I know nothing more sublime in the inspired writings than that representation of the Lord given us in the Epistle to the Hebrews, in which He is depicted as “seated upon His throne at His Father’s right hand, expecting till His enemies become His footstool.” Reflect for a moment upon the sight that must meet that omniscient gaze! A world black with appalling crime and hideous depravity. A world reeking with drunkenness, and lust, and violence, and bloodshed. A world wrapped in the night of spiritual ignorance and heathen darkness. Angels beholding it, in ignorance of the Divine purpose, might well have despaired of it as a world too sunken to raise, too hopeless to deliver. Yet it is upon this sad world that the Saviour’s eye is fixed with such confident anticipation. No fear agitates His mind, no doubt breaks His rest. In His view nothing hangs in uncertainty or remains in jeopardy. To Him the fulfilment is as sure as though it were already realised. Fixing our eyes upon intervening and secondary things, our heart often fails us; but He looks right on through present conflict to the victory beyond; He knows there can be but one result--“His enemies shall lick the dust.” “All kings shall fall down before Him; all nations shall serve Him.” (A. Bax.)



The signs of advancing victory:

Just as a man in early spring will fall down on some mossy bank over a pale primrose, with a keen joy in his heart, not so much for what it is in itself, but as the harbinger of the great glowing summer so surely advancing. As he looks at it, the leaden skies grow into sapphire clearness, the naked woodlands are once more dressed in living green, and the long winter silence is broken by the wild gushes of sweetest bird-music.
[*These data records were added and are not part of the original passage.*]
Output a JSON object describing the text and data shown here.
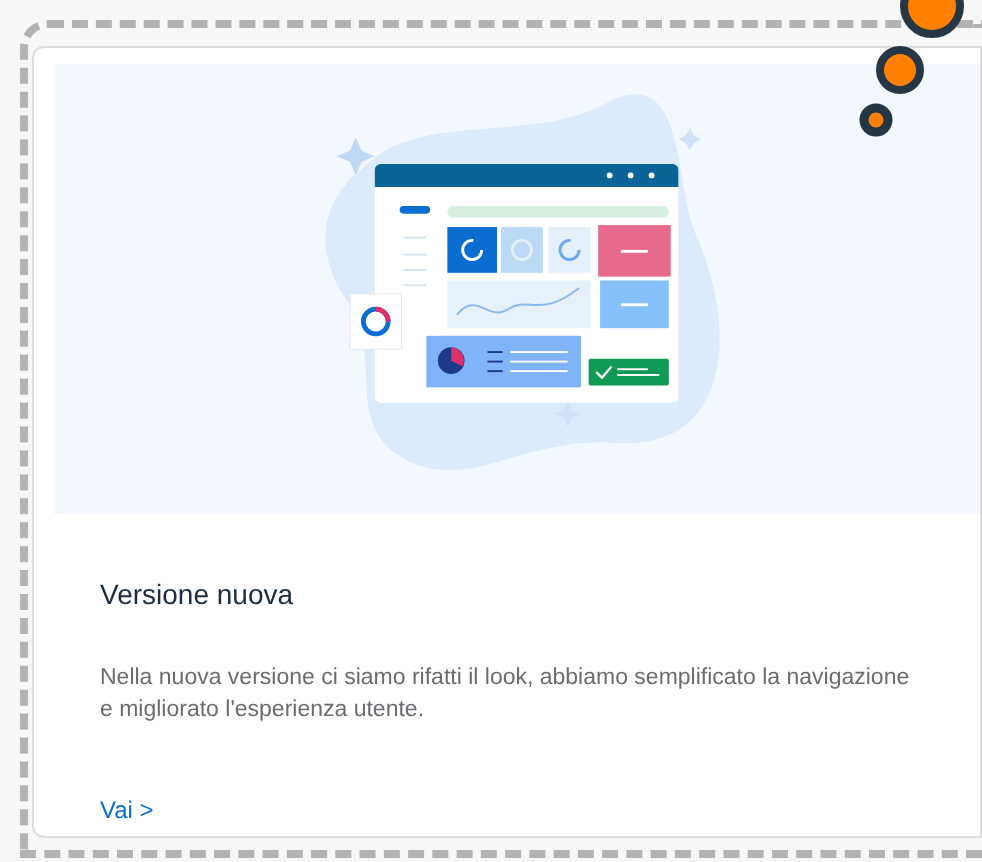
{
  "card": {
    "title": "Versione nuova",
    "description": "Nella nuova versione ci siamo rifatti il look, abbiamo semplificato la navigazione e migliorato l'esperienza utente.",
    "link": "Vai >"
  }
}
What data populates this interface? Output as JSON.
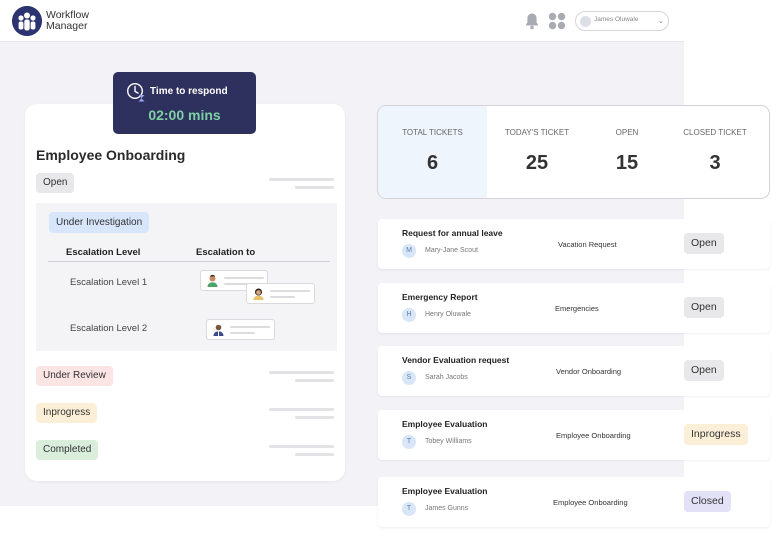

He knows that behind that tender plant lies God’s immutable covenant, that, “While the earth remaineth, seedtime and harvest, and cold and heat, and summer and winter shall not cease”--lie those omnific forces that will soon fulfil all the promise of this prophetic flower. So Christ welcomed each little sign of His advancing victory. A few Samaritans, returning with the woman with whom He had previously conversed at the well of Sychar, drew from Him the exultant utterance, “Lift up your eyes, and look on the fields; for they are white already to harvest.” The faith of one centurion is regarded at once as the earnest of the whole Gentile world” “And I say unto you, that many shall come from the east and west, and shall sit down with Abraham, and Isaac, and Jacob, in the kingdom of heaven.” On another occasion two or three Greeks express a desire to see Him, and that desire fills Him with a holy transport. “The hour is come, that the Son of man should be glorified … Now is the judgment of this world: now shall the Prince of this world be cast out.” Aa eloquent expositor has said that “they were to Him as the first-fruits of the great flock of humanity; and their presence as the first stroke of the bell which sounded the fatal but glorious hour.” And His attitude to-day upon His throne is still that of calm, quiet, confident expectation. (A. Bax.)



Christ will have the whole world:

It is on record that, during the late civil war in America, and when victory was swaying from side to side, that commissioners from the Confederate States sought and obtained an interview with President Lincoln, with the view of trying to effect an arrangement for the independence of the territory they represented. They knew the tender-heartedness of Mr. Lincoln, and appealed to him to stay the effusion of blood which, at the moment, was flowing in torrents. They were willing to forego several of the States for which they had hitherto fought, if he would consent to the remainder being independent. They pleaded with him for hours, and made use of the strongest arguments and considerations they could adduce to gain their object. When they had finished, the President, who had patiently and attentively listened to all that had been said, raised his hand, and then bringing it down with emphasis on the map which lay before him, replied, “Gentlemen, this Government must have the whole.” (J. Fleming, D. D.)